Muddy Run Lakeshore Trail: (3.8-mile loop trail) This trail is a moderately trafficked loop trail located near Pequea. It features a lake, offers a number of activity options and is accessible year-round. Visitors may also bring their furry friends along for a hike.
Pinnacle Scenic Overlook Nature Preserve: (over 2.76 miles of trails) This preserve provides individuals with a spectacular view from the scenic overlook and offers a moderate and difficult network of hiking trails. From Pinnacle Scenic Overlook, hikers can access Kellys Run and Tucquan Glen/Pyfer Nature preserves and beyond via the Conestoga Trail.
Kellys Run Trail: (3.8-mile loop trail) This trail is found in the Kellys Run Nature Preserve and is considered a difficult-to-strenuous trail.
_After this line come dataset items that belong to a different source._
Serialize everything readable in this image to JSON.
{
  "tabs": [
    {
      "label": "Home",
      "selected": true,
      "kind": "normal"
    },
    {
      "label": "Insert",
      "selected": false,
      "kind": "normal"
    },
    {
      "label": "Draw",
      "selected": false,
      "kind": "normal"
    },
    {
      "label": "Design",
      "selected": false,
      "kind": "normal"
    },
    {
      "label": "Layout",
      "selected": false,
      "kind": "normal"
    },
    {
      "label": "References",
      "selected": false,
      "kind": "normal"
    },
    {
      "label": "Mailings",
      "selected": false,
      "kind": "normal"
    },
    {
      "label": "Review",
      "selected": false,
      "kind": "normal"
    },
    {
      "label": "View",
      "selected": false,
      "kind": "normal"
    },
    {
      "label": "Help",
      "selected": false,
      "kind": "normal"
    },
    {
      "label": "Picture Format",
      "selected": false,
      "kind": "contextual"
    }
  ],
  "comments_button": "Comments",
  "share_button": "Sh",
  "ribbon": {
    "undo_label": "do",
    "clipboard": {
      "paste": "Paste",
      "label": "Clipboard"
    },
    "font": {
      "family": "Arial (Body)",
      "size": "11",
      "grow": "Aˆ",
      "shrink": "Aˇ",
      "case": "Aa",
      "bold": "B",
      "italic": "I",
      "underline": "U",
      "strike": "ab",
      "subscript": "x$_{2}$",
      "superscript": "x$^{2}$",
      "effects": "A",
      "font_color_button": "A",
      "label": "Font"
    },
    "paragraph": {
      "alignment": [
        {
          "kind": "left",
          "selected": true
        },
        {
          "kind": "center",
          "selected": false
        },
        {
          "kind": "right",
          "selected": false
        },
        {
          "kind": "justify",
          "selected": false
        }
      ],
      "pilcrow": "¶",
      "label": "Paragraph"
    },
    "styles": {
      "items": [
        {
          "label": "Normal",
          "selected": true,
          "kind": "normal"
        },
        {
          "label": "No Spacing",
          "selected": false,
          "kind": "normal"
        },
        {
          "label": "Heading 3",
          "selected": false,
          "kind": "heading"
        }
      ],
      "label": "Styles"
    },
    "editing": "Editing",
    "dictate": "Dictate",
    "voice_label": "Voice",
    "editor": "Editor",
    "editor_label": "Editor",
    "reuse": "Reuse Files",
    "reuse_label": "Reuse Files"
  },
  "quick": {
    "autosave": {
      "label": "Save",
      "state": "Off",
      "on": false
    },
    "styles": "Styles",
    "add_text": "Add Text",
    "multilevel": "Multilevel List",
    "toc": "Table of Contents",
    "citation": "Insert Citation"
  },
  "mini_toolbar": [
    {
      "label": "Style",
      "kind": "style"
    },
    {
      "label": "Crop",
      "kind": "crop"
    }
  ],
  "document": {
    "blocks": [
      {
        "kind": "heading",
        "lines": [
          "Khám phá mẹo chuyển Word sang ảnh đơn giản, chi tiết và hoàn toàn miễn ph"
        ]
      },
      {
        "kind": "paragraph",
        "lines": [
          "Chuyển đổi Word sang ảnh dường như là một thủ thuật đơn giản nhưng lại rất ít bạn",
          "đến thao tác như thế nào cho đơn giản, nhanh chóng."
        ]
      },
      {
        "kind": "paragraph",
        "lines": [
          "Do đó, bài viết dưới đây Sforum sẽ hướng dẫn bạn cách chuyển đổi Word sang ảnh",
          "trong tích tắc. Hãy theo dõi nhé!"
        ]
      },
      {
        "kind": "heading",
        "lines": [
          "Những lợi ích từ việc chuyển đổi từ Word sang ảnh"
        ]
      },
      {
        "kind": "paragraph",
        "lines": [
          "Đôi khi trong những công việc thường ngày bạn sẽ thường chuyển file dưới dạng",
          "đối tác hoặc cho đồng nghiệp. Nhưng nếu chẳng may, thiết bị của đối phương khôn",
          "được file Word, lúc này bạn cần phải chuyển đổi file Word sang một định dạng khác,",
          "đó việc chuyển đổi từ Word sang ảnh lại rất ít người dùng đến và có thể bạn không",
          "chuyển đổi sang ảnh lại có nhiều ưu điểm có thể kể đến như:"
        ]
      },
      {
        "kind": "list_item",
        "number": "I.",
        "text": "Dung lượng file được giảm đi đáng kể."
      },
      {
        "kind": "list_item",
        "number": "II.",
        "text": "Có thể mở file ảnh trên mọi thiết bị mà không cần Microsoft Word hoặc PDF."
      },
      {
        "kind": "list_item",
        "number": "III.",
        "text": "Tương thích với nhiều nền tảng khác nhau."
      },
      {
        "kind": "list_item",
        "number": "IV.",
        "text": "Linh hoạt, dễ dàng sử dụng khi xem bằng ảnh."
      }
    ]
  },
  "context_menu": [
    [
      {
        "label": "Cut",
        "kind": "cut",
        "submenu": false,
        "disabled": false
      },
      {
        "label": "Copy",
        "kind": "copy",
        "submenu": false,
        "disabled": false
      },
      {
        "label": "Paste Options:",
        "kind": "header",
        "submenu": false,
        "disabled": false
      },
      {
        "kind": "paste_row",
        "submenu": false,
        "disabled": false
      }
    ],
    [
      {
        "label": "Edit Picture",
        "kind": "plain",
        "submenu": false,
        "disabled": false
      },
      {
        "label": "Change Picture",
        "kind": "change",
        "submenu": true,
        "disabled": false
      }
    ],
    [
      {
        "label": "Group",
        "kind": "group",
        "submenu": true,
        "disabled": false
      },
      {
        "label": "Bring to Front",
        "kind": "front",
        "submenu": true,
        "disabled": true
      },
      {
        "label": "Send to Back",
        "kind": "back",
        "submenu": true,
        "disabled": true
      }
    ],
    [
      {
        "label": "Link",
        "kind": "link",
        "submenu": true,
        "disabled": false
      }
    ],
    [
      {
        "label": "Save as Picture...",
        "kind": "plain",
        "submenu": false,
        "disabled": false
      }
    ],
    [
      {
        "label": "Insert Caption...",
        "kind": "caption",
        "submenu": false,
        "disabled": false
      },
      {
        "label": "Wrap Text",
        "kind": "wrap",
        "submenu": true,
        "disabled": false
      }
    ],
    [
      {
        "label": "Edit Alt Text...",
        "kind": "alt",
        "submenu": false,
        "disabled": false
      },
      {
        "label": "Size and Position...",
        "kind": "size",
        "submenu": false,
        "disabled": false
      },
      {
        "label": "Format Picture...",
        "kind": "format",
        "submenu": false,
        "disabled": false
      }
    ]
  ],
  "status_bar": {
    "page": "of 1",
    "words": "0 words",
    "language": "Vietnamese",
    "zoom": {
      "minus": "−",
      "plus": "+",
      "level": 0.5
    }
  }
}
Kellys Run Trail also serves as a section of the Conestoga Trail. Expect difficult and steep terrain while crossing multiple streams and traversing across bedrock and boulders.
Climbers Run Nature Preserve: (2 miles of trails) The preserve contains three trails – Climbers Run Trail, Climbers Hollow Trail and Camp Trail. Each trail offers unique views. For Climbers Run, start the trail at the upper or lower parking area and travel the loop to see the various types of habitat. Crossing the stream may mean getting your feet wet.
Climbers Hollow Trail provides a scenic view of cascading waterfalls tumbling over rock through forested terrain.
On the Camp Trail, individuals leave from the center and follow the pathway to the pond and over the old footbridge to the meadow area by the lower cabins. From the meadow, there are two ways to access Climbers Run Trail.
Welsh Mountain Nature Preserve: This preserve offers easy-to-moderate hiking trails with multiple loops, including a half-mile (fully forested) Universally-Accessible Trail and the opportunity to extend hikes into the adjacent Money Rocks County Park. All open trails are clearly blazed and have been redesigned for long-term sustainability.
Shenks Ferry Wildflower Preserve: (1.7 miles) This trail is considered to be an easy walking trail. It begins at the kiosk near the culvert at Grubb Hollow and is renowned for wildflower walks in the springtime. A connector trail joins the Shenks Ferry Trail to the Enola Low Grade Rail Trail.
Steinman Run Nature Preserve: (2.5 miles total) The preserve’s moderate trail consists of multiple loops, including the option of a figure-eight. This trail ascends gradually among large, mature trees.